Data Lifecycle Management in Evolving Input Distributions for Learning-based Aerospace Applications
This addresses the challenge of model adaptation in aerospace applications like satellite pose estimation, where input distributions change, but it is incremental as it builds on existing active learning and retraining methods.
The paper tackles the problem of maintaining learning-based model performance as input distributions evolve over a mission lifetime, by proposing a framework for incremental retraining with selective labeling. It shows that their novel algorithm achieves comparable performance to labeling all inputs while only labeling 50% of inputs, reducing costs and maintaining high performance.

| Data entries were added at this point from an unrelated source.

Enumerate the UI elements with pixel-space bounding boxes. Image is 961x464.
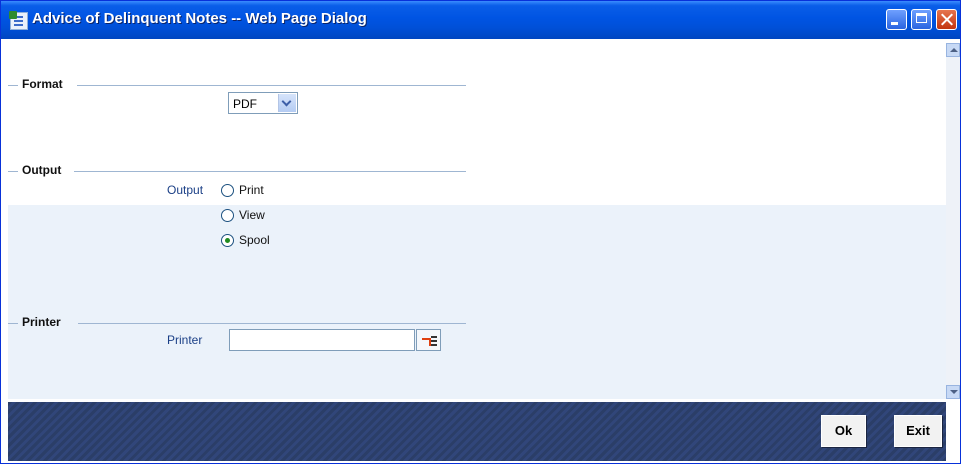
dialog-window: Advice of Delinquent Notes -- Web Page D… [0, 0, 961, 464]
minimize-button[interactable] [886, 9, 907, 30]
printer-line-right [78, 323, 466, 324]
format-select[interactable]: PDF [228, 92, 298, 114]
scroll-down-icon[interactable] [946, 385, 960, 399]
title-bar[interactable]: Advice of Delinquent Notes -- Web Page D… [1, 1, 960, 39]
printer-legend: Printer [18, 315, 65, 329]
content-band [8, 205, 946, 399]
vertical-scrollbar[interactable] [946, 43, 960, 399]
window-title: Advice of Delinquent Notes -- Web Page D… [32, 10, 367, 27]
dialog-content: Format PDF Output Output Print View Spoo… [8, 43, 946, 399]
radio-view-label[interactable]: View [239, 208, 265, 222]
ok-button[interactable]: Ok [821, 415, 866, 447]
output-line-right [74, 171, 466, 172]
printer-input[interactable] [229, 329, 415, 351]
radio-view[interactable] [221, 209, 234, 222]
radio-print-label[interactable]: Print [239, 183, 264, 197]
list-of-values-icon[interactable] [416, 329, 441, 351]
exit-button[interactable]: Exit [894, 415, 942, 447]
output-label: Output [167, 183, 204, 197]
maximize-button[interactable] [911, 9, 932, 30]
format-legend: Format [18, 77, 67, 91]
dialog-icon [9, 11, 28, 30]
close-button[interactable] [936, 9, 957, 30]
printer-label: Printer [167, 333, 203, 347]
scroll-up-icon[interactable] [946, 43, 960, 57]
radio-spool[interactable] [221, 234, 234, 247]
dialog-footer: Ok Exit [8, 402, 946, 461]
radio-print[interactable] [221, 184, 234, 197]
format-select-value: PDF [233, 97, 257, 111]
radio-spool-label[interactable]: Spool [239, 233, 270, 247]
chevron-down-icon[interactable] [278, 94, 296, 112]
format-line-right [77, 85, 466, 86]
output-legend: Output [18, 163, 66, 177]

As input distributions evolve over a mission lifetime, maintaining performance of learning-based models becomes challenging. This paper presents a framework to incrementally retrain a model by selecting a subset of test inputs to label, which allows the model to adapt to changing input distributions. Algorithms within this framework are evaluated based on (1) model performance throughout mission lifetime and (2) cumulative costs associated with labeling and model retraining. We provide an open-source benchmark of a satellite pose estimation model trained on images of a satellite in space and deployed in novel scenarios (e.g., different backgrounds or misbehaving pixels), where algorithms are evaluated on their ability to maintain high performance by retraining on a subset of inputs. We also propose a novel algorithm to select a diverse subset of inputs for labeling, by characterizing the information gain from an input using Bayesian uncertainty quantification and choosing a subset that maximizes collective information gain using concepts from batch active learning. We show that our algorithm outperforms others on the benchmark, e.g., achieves comparable performance to an algorithm that labels 100% of inputs, while only labeling 50% of inputs, resulting in low costs and high performance over the mission lifetime.